По-мужицки, через плечо, она колет березовые плахи, носит коромысло с тяжеленными бадьями, орудует лопатой в огороде, стирает и моет, гладит и стряпает, вяжет и штопает. На бабушке держится весь дом. Утром она ставит самовар, готовит завтрак. Днем прибирает в комнатах, варит обед. А вечером снова стряпает, моет посуду, вяжет что-то.
Я видел, что иногда и мать могла бы приготовить ужин или обед в воскресенье. Однажды я сказал об этом бабушке.
Она раскатывала тесто на пироги. Выслушала мои суждения, усмехнулась, провела мучной рукой по щеке, убирая под платок волосы, и сказала:
— Она работает. Устает. Ей отдохнуть надо.
— А тебе не надо? Ты больше работаешь…
— Ну, моя работа не видная. Я деньги не в дом, а из дому несу.

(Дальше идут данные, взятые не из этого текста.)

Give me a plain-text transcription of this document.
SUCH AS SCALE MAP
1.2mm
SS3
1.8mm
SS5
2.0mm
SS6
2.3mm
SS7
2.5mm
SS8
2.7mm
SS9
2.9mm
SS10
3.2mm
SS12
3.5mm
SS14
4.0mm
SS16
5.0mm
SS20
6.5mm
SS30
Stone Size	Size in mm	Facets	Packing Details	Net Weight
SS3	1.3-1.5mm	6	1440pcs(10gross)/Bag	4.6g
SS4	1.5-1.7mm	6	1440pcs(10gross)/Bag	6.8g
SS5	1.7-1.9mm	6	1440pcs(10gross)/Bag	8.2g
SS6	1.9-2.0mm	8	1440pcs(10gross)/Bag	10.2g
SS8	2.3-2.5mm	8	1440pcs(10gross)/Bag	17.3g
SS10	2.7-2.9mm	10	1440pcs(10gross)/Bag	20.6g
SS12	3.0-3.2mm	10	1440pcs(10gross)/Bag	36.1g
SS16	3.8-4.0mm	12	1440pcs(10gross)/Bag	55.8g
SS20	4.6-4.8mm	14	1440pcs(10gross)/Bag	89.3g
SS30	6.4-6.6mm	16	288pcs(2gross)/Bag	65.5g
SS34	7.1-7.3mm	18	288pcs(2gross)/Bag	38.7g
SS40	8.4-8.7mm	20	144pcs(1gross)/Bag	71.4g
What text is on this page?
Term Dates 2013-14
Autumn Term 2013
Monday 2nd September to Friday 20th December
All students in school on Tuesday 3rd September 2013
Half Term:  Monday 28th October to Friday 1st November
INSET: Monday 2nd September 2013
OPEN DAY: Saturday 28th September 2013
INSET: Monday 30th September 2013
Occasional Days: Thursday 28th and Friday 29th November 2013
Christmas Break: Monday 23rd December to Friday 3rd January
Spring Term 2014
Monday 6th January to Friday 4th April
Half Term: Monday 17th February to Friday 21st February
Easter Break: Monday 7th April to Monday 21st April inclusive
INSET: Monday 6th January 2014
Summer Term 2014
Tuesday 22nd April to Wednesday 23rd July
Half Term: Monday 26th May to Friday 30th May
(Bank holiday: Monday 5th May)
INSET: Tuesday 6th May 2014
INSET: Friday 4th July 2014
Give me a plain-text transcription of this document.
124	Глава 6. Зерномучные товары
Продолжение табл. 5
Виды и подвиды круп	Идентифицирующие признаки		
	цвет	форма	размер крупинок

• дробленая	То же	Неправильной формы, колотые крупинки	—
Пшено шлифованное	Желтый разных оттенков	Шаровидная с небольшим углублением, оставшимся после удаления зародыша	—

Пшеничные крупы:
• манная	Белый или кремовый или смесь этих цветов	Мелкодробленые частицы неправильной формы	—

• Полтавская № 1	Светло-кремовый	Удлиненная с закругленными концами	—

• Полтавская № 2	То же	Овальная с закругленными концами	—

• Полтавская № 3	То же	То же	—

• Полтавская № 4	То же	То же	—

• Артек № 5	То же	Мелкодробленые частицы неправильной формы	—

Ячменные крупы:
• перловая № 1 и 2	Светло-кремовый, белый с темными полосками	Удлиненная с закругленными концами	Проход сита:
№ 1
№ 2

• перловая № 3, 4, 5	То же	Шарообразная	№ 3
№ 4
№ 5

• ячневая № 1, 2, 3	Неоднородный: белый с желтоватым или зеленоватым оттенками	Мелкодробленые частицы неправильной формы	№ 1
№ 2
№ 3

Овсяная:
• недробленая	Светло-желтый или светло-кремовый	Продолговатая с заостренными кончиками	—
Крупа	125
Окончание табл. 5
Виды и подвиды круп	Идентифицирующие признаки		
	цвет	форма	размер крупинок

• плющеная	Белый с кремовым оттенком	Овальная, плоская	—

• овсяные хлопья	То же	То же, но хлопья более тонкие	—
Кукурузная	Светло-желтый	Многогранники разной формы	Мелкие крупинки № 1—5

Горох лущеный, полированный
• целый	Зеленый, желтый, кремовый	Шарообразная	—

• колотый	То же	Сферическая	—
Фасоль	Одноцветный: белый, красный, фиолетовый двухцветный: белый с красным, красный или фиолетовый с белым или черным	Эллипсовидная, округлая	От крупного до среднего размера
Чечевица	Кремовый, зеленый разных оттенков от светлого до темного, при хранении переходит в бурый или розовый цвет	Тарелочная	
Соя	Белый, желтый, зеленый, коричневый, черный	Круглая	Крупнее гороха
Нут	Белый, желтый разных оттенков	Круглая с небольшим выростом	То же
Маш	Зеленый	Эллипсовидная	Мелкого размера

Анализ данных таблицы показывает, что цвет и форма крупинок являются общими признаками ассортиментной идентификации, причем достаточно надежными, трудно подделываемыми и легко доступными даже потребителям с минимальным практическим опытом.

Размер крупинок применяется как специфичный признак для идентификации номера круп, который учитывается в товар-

Ночью, лежа в постели, я раздумывал: «Как же бабушка не работает? Вот мы спим уже, а она все еще чем-то брякает на кухне, шаркает по прихожей. Неужели бабушке не надоело подыматься чуть свет, делать зимой и летом одну и ту же работу. Мать иногда ругает бабушку, сердится, если она пересолит суп или разобьет тарелку… Помню, раз бабушка заболела к весне. И по полдня я бегал голодный. Суп мы ели невкусный. Картошка почему-то пригорала. А мать ворчала вечерами, закончив мыть посуду, что это не жизнь, а каторга.
А что, если бабушка помрет? Померла же недавно старуха Зыкова, осела у крыльца — и все… Я очень боялся такой беды.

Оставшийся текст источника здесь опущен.